Poopy on them. I'd get a second opinion. My toddler has been nearly as isolated as a prairie homesteader in the 1800s, and his social skills are just fine. Just today he patted an old lady on the back at the checkout and said "hi" to everybody he passed by. (Okay, so maybe he has a lot to learn about being reserved in public.) My mom homeschooled me for several years, and I do just fine. I HIGHLY doubt you being a stay-at-home parent with an always-home kid has ruined your youngun. It's natural for plenty of kids to be anxious in school. If he has standard jitters, they'll clear up in a few weeks, just like standard anxiety with starting school for the first time and being away from their parents.

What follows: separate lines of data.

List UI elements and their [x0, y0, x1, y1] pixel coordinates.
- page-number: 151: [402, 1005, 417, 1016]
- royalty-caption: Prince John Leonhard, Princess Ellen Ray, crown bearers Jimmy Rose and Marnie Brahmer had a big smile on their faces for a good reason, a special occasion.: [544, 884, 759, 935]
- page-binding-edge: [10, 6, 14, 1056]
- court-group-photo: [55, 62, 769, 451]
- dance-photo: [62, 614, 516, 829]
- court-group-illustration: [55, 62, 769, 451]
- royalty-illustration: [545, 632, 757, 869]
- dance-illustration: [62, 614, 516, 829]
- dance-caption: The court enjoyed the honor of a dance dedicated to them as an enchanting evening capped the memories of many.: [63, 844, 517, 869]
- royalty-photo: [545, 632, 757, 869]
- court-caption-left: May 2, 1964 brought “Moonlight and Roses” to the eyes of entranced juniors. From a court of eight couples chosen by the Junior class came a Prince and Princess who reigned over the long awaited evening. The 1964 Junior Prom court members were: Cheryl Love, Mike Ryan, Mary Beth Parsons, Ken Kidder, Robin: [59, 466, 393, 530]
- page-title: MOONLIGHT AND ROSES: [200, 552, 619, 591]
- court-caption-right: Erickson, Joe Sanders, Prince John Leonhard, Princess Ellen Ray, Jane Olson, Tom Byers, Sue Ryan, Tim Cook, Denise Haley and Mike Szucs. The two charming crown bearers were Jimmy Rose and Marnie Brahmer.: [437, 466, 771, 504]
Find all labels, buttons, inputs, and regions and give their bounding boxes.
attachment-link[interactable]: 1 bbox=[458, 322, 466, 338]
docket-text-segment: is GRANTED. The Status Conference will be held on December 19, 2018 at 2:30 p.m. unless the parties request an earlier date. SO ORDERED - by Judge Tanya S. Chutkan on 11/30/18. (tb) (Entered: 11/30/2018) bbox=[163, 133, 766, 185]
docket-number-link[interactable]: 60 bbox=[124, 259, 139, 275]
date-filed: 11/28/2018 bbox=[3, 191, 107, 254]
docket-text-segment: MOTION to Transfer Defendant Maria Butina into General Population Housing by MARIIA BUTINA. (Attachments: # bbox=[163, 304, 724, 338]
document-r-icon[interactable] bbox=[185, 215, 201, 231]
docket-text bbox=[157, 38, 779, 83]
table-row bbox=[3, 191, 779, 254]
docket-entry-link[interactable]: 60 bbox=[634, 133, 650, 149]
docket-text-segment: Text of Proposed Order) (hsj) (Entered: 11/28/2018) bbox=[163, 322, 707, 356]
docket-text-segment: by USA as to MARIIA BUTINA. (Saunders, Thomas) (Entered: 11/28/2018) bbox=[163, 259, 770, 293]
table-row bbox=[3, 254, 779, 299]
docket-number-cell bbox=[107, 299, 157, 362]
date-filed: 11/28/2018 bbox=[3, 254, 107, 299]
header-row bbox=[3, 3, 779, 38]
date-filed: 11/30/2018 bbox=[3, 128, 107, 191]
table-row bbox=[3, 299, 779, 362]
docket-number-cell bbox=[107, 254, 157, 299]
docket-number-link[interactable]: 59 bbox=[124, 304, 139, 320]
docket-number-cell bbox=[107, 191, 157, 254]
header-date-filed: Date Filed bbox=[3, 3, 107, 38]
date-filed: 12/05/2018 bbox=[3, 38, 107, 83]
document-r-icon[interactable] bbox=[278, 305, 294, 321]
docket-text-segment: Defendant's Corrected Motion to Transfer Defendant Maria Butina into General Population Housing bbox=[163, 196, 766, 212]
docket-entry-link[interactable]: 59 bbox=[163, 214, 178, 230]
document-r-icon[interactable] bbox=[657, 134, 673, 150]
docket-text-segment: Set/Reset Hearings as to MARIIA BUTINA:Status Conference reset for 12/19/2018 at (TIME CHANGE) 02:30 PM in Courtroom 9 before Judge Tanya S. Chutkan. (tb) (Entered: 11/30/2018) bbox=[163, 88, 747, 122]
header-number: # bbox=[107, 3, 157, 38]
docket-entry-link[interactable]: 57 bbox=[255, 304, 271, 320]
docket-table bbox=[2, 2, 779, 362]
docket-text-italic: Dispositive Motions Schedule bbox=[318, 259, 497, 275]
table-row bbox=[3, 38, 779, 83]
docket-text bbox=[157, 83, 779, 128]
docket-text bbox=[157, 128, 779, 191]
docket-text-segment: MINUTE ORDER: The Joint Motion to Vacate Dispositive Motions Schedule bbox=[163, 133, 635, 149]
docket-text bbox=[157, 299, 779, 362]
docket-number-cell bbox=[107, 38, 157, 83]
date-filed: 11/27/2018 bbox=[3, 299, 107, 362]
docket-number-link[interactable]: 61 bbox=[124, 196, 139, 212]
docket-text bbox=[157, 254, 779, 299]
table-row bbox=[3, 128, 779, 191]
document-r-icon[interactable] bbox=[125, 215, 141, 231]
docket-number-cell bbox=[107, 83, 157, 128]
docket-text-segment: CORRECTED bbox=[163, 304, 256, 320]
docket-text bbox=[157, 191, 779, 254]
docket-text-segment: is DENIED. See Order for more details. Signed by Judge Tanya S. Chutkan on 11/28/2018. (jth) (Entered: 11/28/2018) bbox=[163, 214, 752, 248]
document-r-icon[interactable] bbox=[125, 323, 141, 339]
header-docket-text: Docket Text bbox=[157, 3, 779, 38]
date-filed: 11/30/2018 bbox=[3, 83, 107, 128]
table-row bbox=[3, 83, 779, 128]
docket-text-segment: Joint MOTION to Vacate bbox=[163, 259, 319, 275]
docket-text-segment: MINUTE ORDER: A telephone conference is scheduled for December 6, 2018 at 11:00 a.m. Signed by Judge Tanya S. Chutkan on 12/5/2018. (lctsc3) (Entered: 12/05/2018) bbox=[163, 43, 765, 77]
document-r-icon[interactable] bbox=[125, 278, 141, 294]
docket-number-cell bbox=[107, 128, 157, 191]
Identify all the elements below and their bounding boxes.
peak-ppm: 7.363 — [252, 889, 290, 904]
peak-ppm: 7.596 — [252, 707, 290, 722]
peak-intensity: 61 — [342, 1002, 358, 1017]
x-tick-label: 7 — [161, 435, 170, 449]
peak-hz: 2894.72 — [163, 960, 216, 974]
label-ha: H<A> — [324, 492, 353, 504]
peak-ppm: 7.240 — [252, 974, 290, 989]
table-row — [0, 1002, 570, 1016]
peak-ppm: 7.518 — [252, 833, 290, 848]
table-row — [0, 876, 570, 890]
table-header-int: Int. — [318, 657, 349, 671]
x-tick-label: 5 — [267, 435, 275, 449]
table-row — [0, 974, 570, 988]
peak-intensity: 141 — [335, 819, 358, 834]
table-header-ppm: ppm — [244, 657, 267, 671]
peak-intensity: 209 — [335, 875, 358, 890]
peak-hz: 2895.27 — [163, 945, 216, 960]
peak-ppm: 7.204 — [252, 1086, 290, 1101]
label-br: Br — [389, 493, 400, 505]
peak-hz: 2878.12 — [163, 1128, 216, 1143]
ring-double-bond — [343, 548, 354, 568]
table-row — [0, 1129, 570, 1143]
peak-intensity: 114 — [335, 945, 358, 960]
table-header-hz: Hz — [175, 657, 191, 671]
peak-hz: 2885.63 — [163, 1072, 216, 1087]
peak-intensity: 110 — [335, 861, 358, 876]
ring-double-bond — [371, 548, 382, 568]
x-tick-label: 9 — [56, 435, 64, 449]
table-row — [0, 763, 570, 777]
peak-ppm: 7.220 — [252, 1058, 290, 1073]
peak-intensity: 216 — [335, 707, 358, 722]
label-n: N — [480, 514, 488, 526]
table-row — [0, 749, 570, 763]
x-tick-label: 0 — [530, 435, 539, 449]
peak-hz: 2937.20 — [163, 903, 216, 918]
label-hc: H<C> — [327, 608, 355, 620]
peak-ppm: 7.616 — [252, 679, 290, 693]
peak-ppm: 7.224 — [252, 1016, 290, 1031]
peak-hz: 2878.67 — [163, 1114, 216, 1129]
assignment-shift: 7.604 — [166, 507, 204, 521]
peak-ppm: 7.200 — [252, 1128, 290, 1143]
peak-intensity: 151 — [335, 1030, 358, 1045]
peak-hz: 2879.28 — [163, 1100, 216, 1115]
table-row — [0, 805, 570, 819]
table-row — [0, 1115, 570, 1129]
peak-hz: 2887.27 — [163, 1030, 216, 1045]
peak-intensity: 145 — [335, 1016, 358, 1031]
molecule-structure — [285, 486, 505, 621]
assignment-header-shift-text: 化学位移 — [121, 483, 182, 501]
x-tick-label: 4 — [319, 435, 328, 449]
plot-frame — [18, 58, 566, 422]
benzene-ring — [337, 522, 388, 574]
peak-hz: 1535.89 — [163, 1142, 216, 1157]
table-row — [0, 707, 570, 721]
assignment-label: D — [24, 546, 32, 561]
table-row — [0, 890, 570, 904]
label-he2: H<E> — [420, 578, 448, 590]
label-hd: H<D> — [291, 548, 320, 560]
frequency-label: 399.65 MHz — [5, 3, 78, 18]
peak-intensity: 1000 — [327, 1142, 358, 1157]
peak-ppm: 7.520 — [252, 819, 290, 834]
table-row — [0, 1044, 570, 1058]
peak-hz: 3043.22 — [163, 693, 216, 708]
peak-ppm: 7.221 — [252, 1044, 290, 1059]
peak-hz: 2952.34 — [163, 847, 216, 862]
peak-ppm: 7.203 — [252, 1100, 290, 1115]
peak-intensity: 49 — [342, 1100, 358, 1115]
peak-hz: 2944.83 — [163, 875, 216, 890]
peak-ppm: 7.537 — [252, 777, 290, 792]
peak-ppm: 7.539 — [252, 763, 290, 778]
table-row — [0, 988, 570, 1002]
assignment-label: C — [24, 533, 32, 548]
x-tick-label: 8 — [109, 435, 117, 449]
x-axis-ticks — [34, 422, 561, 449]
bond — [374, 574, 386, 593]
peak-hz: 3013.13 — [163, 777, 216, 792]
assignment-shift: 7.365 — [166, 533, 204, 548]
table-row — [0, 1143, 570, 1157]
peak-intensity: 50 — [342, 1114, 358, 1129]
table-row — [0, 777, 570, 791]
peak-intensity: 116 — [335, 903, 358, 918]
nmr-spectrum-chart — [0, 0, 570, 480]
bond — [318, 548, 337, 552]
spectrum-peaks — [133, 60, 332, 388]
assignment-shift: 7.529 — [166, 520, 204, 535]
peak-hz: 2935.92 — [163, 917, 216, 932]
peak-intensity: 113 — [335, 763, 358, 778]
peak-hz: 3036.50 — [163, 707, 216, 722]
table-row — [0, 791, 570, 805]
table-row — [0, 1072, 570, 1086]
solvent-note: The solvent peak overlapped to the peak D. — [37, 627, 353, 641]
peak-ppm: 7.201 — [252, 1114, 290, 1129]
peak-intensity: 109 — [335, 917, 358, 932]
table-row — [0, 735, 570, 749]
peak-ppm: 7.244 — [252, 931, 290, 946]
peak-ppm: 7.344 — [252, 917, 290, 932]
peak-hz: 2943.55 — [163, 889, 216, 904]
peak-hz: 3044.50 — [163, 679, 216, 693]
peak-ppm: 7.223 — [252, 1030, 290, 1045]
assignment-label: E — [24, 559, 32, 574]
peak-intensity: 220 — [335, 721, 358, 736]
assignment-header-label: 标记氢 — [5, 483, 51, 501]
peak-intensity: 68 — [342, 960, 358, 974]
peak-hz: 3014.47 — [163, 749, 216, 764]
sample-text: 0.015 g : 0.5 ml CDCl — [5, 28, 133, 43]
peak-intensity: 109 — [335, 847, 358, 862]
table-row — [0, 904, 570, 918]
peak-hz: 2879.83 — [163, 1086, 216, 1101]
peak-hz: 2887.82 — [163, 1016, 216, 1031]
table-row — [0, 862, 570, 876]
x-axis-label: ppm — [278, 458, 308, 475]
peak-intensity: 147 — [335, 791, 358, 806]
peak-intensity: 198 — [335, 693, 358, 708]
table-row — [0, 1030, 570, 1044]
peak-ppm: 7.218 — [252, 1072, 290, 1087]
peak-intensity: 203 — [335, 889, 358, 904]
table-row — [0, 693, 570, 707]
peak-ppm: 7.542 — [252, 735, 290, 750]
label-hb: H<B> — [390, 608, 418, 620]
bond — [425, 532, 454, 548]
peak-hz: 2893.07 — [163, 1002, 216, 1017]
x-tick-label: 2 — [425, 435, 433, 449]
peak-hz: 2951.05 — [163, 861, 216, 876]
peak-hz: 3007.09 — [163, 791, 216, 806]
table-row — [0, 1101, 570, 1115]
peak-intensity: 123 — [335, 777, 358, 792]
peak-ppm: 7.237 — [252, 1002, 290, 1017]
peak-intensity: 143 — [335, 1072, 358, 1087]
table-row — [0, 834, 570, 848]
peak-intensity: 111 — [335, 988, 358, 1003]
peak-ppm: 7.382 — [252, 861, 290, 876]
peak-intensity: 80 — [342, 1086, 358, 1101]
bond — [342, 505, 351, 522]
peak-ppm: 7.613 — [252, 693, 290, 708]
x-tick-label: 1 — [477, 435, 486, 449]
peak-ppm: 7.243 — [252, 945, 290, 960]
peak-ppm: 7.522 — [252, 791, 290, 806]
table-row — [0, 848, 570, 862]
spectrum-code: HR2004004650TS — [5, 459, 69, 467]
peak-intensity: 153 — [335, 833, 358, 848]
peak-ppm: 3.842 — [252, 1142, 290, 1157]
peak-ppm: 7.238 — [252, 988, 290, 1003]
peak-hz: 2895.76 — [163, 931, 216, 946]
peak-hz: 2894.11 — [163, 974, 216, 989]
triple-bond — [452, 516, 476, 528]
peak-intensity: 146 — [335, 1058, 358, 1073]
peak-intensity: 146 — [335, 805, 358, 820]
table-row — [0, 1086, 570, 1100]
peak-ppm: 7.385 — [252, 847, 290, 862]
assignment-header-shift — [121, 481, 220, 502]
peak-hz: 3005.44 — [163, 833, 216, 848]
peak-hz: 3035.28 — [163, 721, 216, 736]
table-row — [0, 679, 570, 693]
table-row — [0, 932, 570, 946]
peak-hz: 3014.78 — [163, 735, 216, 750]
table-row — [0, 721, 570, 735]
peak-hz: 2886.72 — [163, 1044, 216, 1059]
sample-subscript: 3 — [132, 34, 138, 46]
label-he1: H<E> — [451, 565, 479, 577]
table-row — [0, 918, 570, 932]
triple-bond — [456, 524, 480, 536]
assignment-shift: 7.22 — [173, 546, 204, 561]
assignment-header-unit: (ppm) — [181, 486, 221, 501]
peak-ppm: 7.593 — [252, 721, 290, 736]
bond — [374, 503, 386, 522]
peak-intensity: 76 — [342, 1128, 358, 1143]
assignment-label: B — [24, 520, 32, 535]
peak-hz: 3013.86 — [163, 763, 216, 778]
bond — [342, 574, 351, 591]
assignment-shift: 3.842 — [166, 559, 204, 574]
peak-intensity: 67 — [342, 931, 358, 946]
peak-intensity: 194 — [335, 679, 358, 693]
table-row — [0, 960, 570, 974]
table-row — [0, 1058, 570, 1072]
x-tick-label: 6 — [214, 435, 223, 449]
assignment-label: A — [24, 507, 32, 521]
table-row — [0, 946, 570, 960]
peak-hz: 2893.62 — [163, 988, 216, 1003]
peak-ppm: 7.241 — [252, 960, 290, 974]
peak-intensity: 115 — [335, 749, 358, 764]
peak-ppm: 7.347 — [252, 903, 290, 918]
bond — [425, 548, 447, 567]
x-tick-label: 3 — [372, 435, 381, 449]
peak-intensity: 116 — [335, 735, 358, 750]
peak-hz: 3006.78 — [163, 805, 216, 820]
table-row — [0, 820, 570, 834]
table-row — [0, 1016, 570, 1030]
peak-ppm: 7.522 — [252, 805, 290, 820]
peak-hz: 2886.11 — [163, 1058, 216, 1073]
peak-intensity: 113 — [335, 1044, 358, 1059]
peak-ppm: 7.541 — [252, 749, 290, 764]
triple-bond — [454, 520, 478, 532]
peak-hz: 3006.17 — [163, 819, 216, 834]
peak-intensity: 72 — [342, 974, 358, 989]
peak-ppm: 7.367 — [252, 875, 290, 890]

It might not hurt to encourage him to try other activities, but cutting him off cold-turkey from his turtles could have a serious backlash. Autistic or not, kids take a ton of comfort from whatever fascination they latch on to. A security blanket if you will. Leaving them in the cold without that blanket is prone to causing resentment and a desire to start hiding their fascinations and keeping secrets.
 
I don't feel like this is just a normal anxiety about school. He has been going there since August and he clings to my leg as soon as we step foot in the building. He has a little ritual of things he has to say/do before I can leave and if we don't do those things he gets upset. The teacher said every morning he acts nervous when they first get in the classroom, but he then asks her to read him a certain book and after he is okay. She said he is quiet and reserved, but there is one kid in particular he plays with. He keeps his distance from the rest. The biggest thing that bothers me is that in the 3 months he has been in this class, he has only learned one of the other kids' names. He doesn't even know the boy's name that the teacher said he plays with every day, and there are only 10 kids in his class. The one name he does know is a kid that also likes ninja turtles and that is pretty much the only criteria you need to meet to be cool in my son's book :) They used to play ninja turtles on the playground together when it was warm, but any time this other kid wanted to do something else,(swing, sandbox, etc.), my son would get upset. The school finally told him to save the ninja turtle stuff for home because it was a distraction, which I completely understand. I tried to get him involved in something else today, and it went just about as expected. I'm going to try to broaden his interests just a little bit again tomorrow. I'm definitely not going to take them away altogether.